Dressed in lederhosen trousers and drindl blouses, thirsty punters have been pictured reaching for steins of beer as they attempt to beat the crowds.
Tables are packed full of boozers sinking pints after the bash was opened by Munich mayor Dieter Reiter at midday.
With three knocks of a hammer and the traditional cry of “O’zapft is” (“It’s tapped”) the official inserted the tap in the first keg at noon on Saturday, officially starting festivities.
Following the ceremony, twelve gunshots were fired to signal that other tents could open.

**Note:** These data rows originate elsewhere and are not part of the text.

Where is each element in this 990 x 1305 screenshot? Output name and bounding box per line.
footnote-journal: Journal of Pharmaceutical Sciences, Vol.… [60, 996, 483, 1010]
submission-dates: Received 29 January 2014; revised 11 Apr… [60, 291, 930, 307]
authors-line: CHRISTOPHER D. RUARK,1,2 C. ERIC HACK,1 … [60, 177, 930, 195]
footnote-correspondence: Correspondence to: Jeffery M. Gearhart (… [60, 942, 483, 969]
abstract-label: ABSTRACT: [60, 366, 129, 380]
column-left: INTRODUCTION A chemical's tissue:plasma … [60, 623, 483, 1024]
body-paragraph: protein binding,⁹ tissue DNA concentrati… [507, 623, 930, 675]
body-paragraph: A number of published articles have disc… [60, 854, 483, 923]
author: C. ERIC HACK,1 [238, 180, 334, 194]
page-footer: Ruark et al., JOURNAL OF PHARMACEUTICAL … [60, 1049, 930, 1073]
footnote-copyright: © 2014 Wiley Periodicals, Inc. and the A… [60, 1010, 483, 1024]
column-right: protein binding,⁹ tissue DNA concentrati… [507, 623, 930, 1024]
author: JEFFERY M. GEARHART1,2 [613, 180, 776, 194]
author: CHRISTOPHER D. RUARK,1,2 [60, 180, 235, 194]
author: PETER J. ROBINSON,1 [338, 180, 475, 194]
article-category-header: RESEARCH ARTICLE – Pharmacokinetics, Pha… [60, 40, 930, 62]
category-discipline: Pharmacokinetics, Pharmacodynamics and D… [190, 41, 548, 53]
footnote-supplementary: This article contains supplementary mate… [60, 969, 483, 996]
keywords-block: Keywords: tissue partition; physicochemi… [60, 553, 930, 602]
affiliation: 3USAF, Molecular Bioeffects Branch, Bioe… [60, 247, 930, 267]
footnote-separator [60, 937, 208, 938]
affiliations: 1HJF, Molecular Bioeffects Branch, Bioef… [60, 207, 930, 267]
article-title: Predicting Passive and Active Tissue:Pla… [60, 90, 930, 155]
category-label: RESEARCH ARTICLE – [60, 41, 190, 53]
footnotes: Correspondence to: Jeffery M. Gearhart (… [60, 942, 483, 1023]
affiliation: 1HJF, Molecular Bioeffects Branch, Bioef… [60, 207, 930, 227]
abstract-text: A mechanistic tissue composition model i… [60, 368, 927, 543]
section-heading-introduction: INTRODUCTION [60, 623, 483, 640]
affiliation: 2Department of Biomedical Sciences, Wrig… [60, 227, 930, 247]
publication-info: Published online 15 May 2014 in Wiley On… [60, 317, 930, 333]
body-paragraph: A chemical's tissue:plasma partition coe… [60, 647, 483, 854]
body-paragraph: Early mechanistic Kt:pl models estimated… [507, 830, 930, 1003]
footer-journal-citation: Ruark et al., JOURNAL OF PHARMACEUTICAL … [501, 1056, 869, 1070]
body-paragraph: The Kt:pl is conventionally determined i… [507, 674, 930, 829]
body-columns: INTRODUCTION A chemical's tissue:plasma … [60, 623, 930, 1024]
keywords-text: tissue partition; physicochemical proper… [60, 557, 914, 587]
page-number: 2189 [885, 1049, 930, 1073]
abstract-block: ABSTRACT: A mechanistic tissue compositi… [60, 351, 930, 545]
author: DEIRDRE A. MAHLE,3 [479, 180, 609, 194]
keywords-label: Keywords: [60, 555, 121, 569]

The beer started flowing immediately – with millions expected to lap up festivities until the 187th Oktoberfest closes on October 3.
In 2014, 7.7million litres of beer was served – the festival’s record since it began in 1810.
Visitors from around the world will be able to stumble in and out a vast number of alcohol tents
In additional to the dozens of regional beers on tap, the festival sees traditional parades and live music – along with opportunities to taste lots of delicious local cuisine.
Meanwhile, many more millions in cities around the world will attend celebrations modelled on the original Munich party.
The world-famous beer festval – which normally takes place in Munich – was scrapped in 2020 for the first time since World War 2 because of the Covid pandemic.
But dozens of bars in the Bavarian city planned their own boozy spin-off events called Pub Oktoberfest.
The Oktoberfest has typically drawn about six million visitors every year to packed festival grounds in Bavarias capital.
The event did not take place in 2020 and 2021 as authorities grappled with the unpredictable development of Covid infections and restrictions.
Those worries were put aside this year.
The city announced in late April that Oktoberfest would go ahead, and Reiter said Saturday that it was a good decision.
Bavarian governor Markus Soeder said at the opening ceremony today: “I’m glad that we can finally celebrate together.
“There are many who say, Can we, can we not? Is it appropriate now?
“I just want to say one thing: We have two or three difficult years behind us, no one knows exactly what this winter will be like, and we need joie de vivre and strength.”